Manfredi had been visibly shaken after shooting David Hill, according to investigators’ interviews. When a sergeant at the scene asked him if he was OK, Manfredi — still holding his rifle — acknowledged he wasn’t. “No,” he said. “[Hill] pointed the gun at me.”
Manfredi told investigators he had followed his training when he spotted Dave Hill in the woods and saw his hand move. He said he had been taught to “engage the target, move toward the threat, and shoot at the threat until it is stopped.” The district attorney found his actions justified.
The stress of that rainy autumn night would linger with him. Four years later, in September 2010, Manfredi was sent back to the same wooded Eastham intersection where he shot Dave Hill, to help manage traffic after a car crash. Memories flooded back. Manfredi reached out the same day to a counselor who had treated him for post-traumatic stress after the shooting, according to a later report by Orleans police.
One week after his return to the scene of the shooting, Manfredi drank too much on a night off and crashed his pickup truck into a tree in Mashpee.

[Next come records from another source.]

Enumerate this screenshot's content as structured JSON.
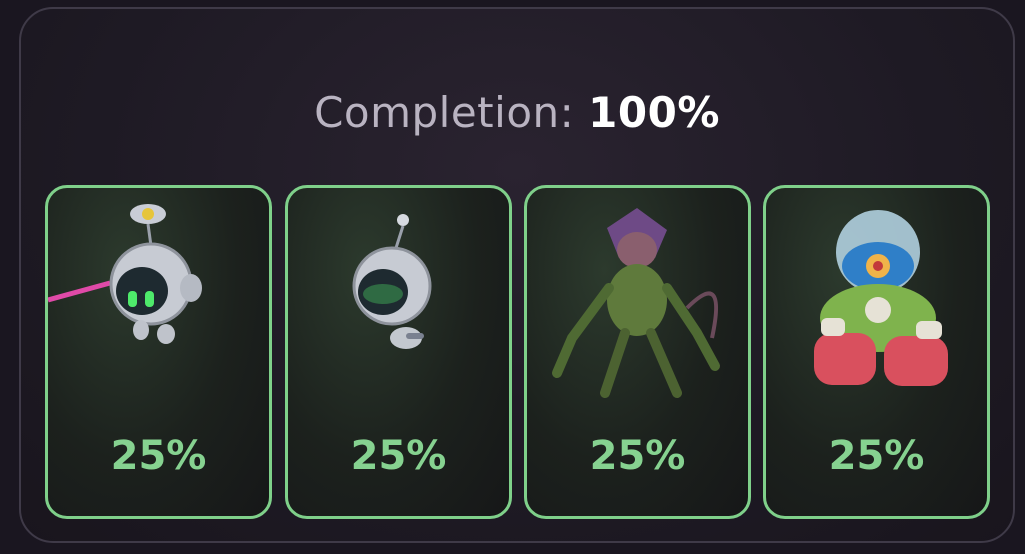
{
  "completion": {
    "label": "Completion:",
    "value": "100%"
  },
  "cards": [
    {
      "name": "robot-with-laser",
      "percent": "25%"
    },
    {
      "name": "robot-small",
      "percent": "25%"
    },
    {
      "name": "mutant-creature",
      "percent": "25%"
    },
    {
      "name": "armored-bot",
      "percent": "25%"
    }
  ],
  "colors": {
    "card_border": "#7fd08a",
    "percent_text": "#86d290",
    "title_label": "#b9b3c1",
    "title_value": "#ffffff"
  }
}
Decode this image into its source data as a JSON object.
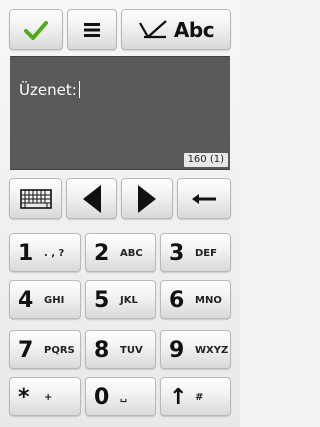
{
  "editor": {
    "label": "Üzenet:",
    "counter": "160 (1)"
  },
  "toolbar": {
    "mode_label": "Abc"
  },
  "keypad": {
    "k1": {
      "num": "1",
      "letters": ". , ?"
    },
    "k2": {
      "num": "2",
      "letters": "ABC"
    },
    "k3": {
      "num": "3",
      "letters": "DEF"
    },
    "k4": {
      "num": "4",
      "letters": "GHI"
    },
    "k5": {
      "num": "5",
      "letters": "JKL"
    },
    "k6": {
      "num": "6",
      "letters": "MNO"
    },
    "k7": {
      "num": "7",
      "letters": "PQRS"
    },
    "k8": {
      "num": "8",
      "letters": "TUV"
    },
    "k9": {
      "num": "9",
      "letters": "WXYZ"
    },
    "kstar": {
      "num": "*",
      "letters": "+"
    },
    "k0": {
      "num": "0",
      "letters": "␣"
    },
    "khash": {
      "num": "↑",
      "letters": "#"
    }
  },
  "colors": {
    "ok_green": "#4cae16",
    "editor_bg": "#5a5a5a"
  }
}
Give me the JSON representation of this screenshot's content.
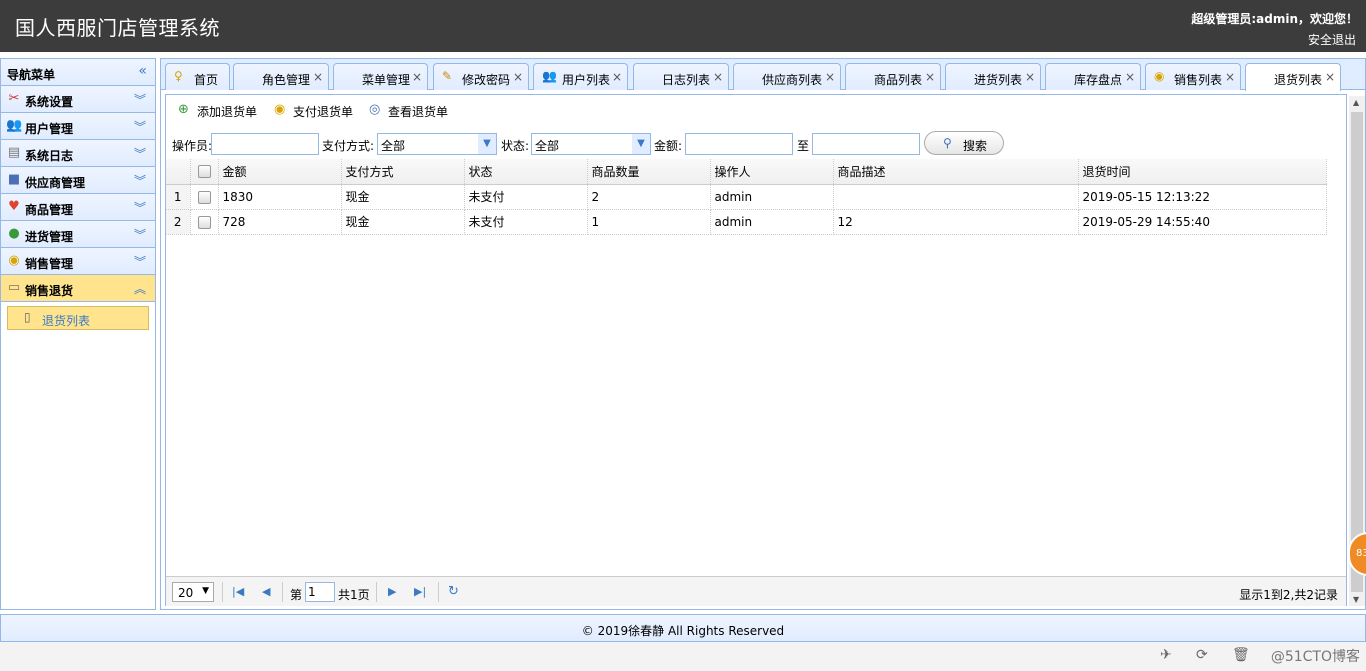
{
  "header": {
    "title": "国人西服门店管理系统",
    "welcome": "超级管理员:admin，欢迎您！",
    "logout": "安全退出"
  },
  "sidebar": {
    "title": "导航菜单",
    "items": [
      {
        "label": "系统设置",
        "icon": "tools-icon"
      },
      {
        "label": "用户管理",
        "icon": "users-icon"
      },
      {
        "label": "系统日志",
        "icon": "log-icon"
      },
      {
        "label": "供应商管理",
        "icon": "supplier-icon"
      },
      {
        "label": "商品管理",
        "icon": "heart-icon"
      },
      {
        "label": "进货管理",
        "icon": "globe-icon"
      },
      {
        "label": "销售管理",
        "icon": "coins-icon"
      },
      {
        "label": "销售退货",
        "icon": "cart-icon"
      }
    ],
    "sub_item": "退货列表"
  },
  "tabs": [
    "首页",
    "角色管理",
    "菜单管理",
    "修改密码",
    "用户列表",
    "日志列表",
    "供应商列表",
    "商品列表",
    "进货列表",
    "库存盘点",
    "销售列表",
    "退货列表"
  ],
  "toolbar": {
    "add": "添加退货单",
    "pay": "支付退货单",
    "view": "查看退货单"
  },
  "filter": {
    "operator_label": "操作员:",
    "pay_method_label": "支付方式:",
    "pay_method_value": "全部",
    "status_label": "状态:",
    "status_value": "全部",
    "amount_label": "金额:",
    "to_label": "至",
    "search_label": "搜索"
  },
  "grid": {
    "columns": [
      "金额",
      "支付方式",
      "状态",
      "商品数量",
      "操作人",
      "商品描述",
      "退货时间"
    ],
    "rows": [
      {
        "n": "1",
        "amount": "1830",
        "method": "现金",
        "status": "未支付",
        "qty": "2",
        "op": "admin",
        "desc": "",
        "time": "2019-05-15 12:13:22"
      },
      {
        "n": "2",
        "amount": "728",
        "method": "现金",
        "status": "未支付",
        "qty": "1",
        "op": "admin",
        "desc": "12",
        "time": "2019-05-29 14:55:40"
      }
    ]
  },
  "pager": {
    "page_size": "20",
    "page_prefix": "第",
    "page_value": "1",
    "page_total": "共1页",
    "info": "显示1到2,共2记录"
  },
  "footer": "© 2019徐春静 All Rights Reserved",
  "taskbar": {
    "watermark": "@51CTO博客",
    "badge": "83"
  }
}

His blood alcohol level was three times the legal limit. The officer and his passenger both suffered serious injuries. Manfredi, who admitted driving drunk, was suspended from his job for three months and was sent to mandatory substance abuse classes.
Dave Hill lost his life on the night of the shooting. Tony Manfredi may have lost something as well.

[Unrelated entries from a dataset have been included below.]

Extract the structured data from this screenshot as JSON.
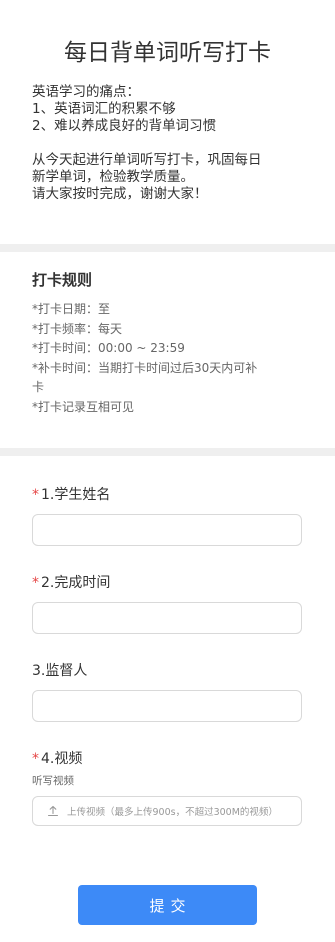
{
  "header": {
    "title": "每日背单词听写打卡"
  },
  "intro": {
    "lines_1": [
      "英语学习的痛点：",
      "1、英语词汇的积累不够",
      "2、难以养成良好的背单词习惯"
    ],
    "lines_2": [
      "从今天起进行单词听写打卡，巩固每日",
      "新学单词，检验教学质量。",
      "请大家按时完成，谢谢大家！"
    ]
  },
  "rules": {
    "title": "打卡规则",
    "items": [
      "*打卡日期：至",
      "*打卡频率：每天",
      "*打卡时间：00:00 ~ 23:59",
      "*补卡时间：当期打卡时间过后30天内可补",
      "卡",
      "*打卡记录互相可见"
    ]
  },
  "form": {
    "required_mark": "*",
    "fields": [
      {
        "label": "1.学生姓名",
        "required": true,
        "value": "",
        "placeholder": ""
      },
      {
        "label": "2.完成时间",
        "required": true,
        "value": "",
        "placeholder": ""
      },
      {
        "label": "3.监督人",
        "required": false,
        "value": "",
        "placeholder": ""
      }
    ],
    "video": {
      "label": "4.视频",
      "required": true,
      "description": "听写视频",
      "upload_text": "上传视频（最多上传900s，不超过300M的视频）",
      "upload_icon": "upload-icon"
    },
    "submit_label": "提交"
  },
  "colors": {
    "accent": "#3d8af7",
    "required": "#e54545",
    "divider": "#efefef"
  }
}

“David was calling the shots; it was in his hands,” Hedlund, the former Eastham chief, told the Cape Cod Times in 2008. “But Officer Manfredi will carry it for life.”
The hard legacy of the case of Dave Hill.
Gerry Hill wore black for two years after his son’s death. In that and every other way he could, he fought to see that Dave — and his death — were not forgotten.
On the back wall of his Route 6 sandwich shop, the Box Lunch, Gerry taped newspaper stories about the shooting, pictures of Dave, even a copy of the autopsy report. Police and other town employees stopped eating there, he said.
He spent months fighting with his neighbors and the town in his efforts to maintain a memorial. He and his family repeatedly nailed silk flowers to a tree near the scene of the shooting; again and again, someone took the flowers down.
“This incident brought violence, danger, gunfire and death to our very quiet neighborhood,” one resident wrote in an e-mail asking the town manager to remove the flowers. “The Hills should not be allowed to force the residents, who were innocent victims, to relive it over and over again through this ‘memorial’.”
Six months after the shooting, in the spring of 2007, the FDA issued a new medication warning. Previously, the agency had warned that antidepressants — including Lexapro, the medication Dave Hill took for three weeks before his death — could increase suicidal thoughts and actions in some children and teenagers. Now it said that young adults like Dave were also at risk.
A decade after David Hill’s death, Eastham police officers still have not attended crisis intervention team training. But much else has changed. The opioid crisis has helped improve communication between agencies. Court record systems now flag mental health and addiction histories, so judges and prosecutors can be mindful of them. Some Cape police ask DMH crisis workers to join them on calls where mental health is a factor. Capewide mental health training for police — the first of its kind — is scheduled to begin this fall.
Eastham’s police chief, Edward Kulhawik, was hired three years after the shooting. Gerry Hill came to see him soon after he arrived.
“He wanted me to know about what happened,” says Kulhawik, “to see what light it could shed on future situations.”
When families come to the chief, desperate for mental health care, he picks up the phone and tries to find something for them.